Prep time
Cook time
Total time
Cornmeal, almond and orange cake (recipe also in English on OPSD blog). This delicious Cornmeal, almond and orange cake is rich in taste, soft and fragrant, perfect with tea on cold winter days. Try it now!
  • 2 organic oranges
  • 200 g of caster sugar
  • 6 large eggs
  • 200 g of almond flour
  • 50 g of cornmeal “Fumetto” (superfine)
  • 25 g of potato starch (or cornflour)
  • 2 teaspoons of gluten free baking powder
  • flaked almonds
  1. Peel the oranges and cut them into thick slices.
  2. Put them in a plate, add a tablespoon of water and microwave at full power for about 5 minutes.
  3. Take the oranges out of the microwave, place them on kitchen towel and allow them to cool completely.
  4. Remove possible seeds and, with the help of a mixer, purée them. If you prefer a superfine purée, you can sift it in a small colander.

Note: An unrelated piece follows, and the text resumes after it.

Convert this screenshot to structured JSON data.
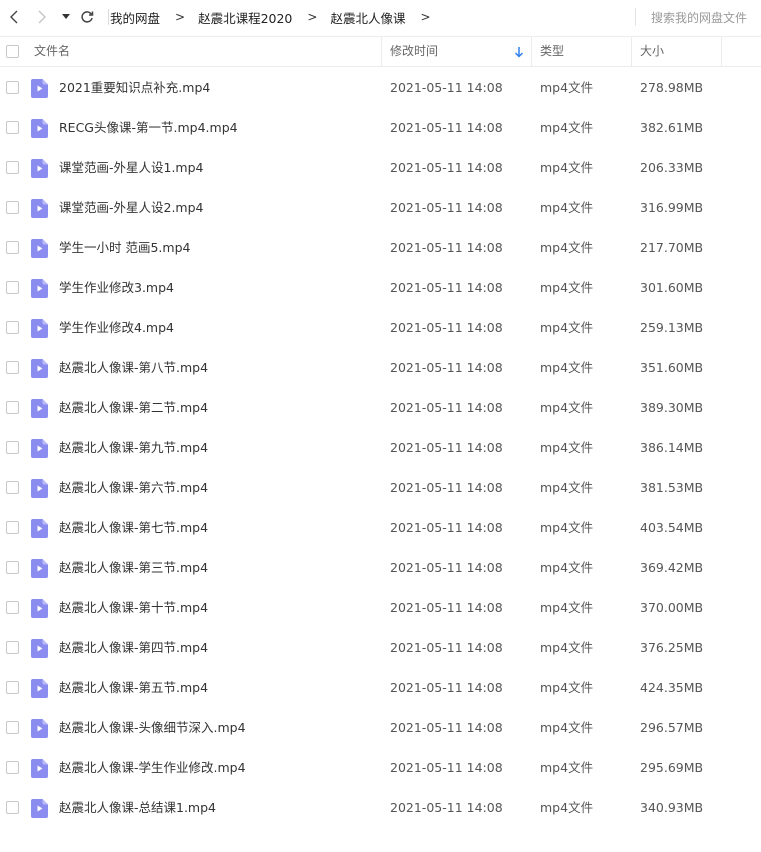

  5. Preheat the oven to 160°C.
  6. Line a spring-release tin (Ø 21 cm) with baking paper, greased with oil or butter. Remember to leave the baking paper somewhat higher than the edges of the tin because, during the baking, the cake will reach the edges but when you take it out of the oven, it will lower in the middle.
  7. In a large bowl, with an electric hand mixer, beat the sugar and the eggs until you have a light and fluffy mixture.
  8. Add the orange purée, the flours, the potato starch and the baking powder stirring well with a wooden spoon until combined.
  9. Pour the cake mixture into the tin and bake for 40 minutes.
  10. Take the cake out of the oven, garnish it with the flaked almonds and bake again for approximately 20 minutes or until a wooden toothpick inserted in the middle of the cake comes out clean.
  11. Allow the cake to cool slightly on a wire rack before serving.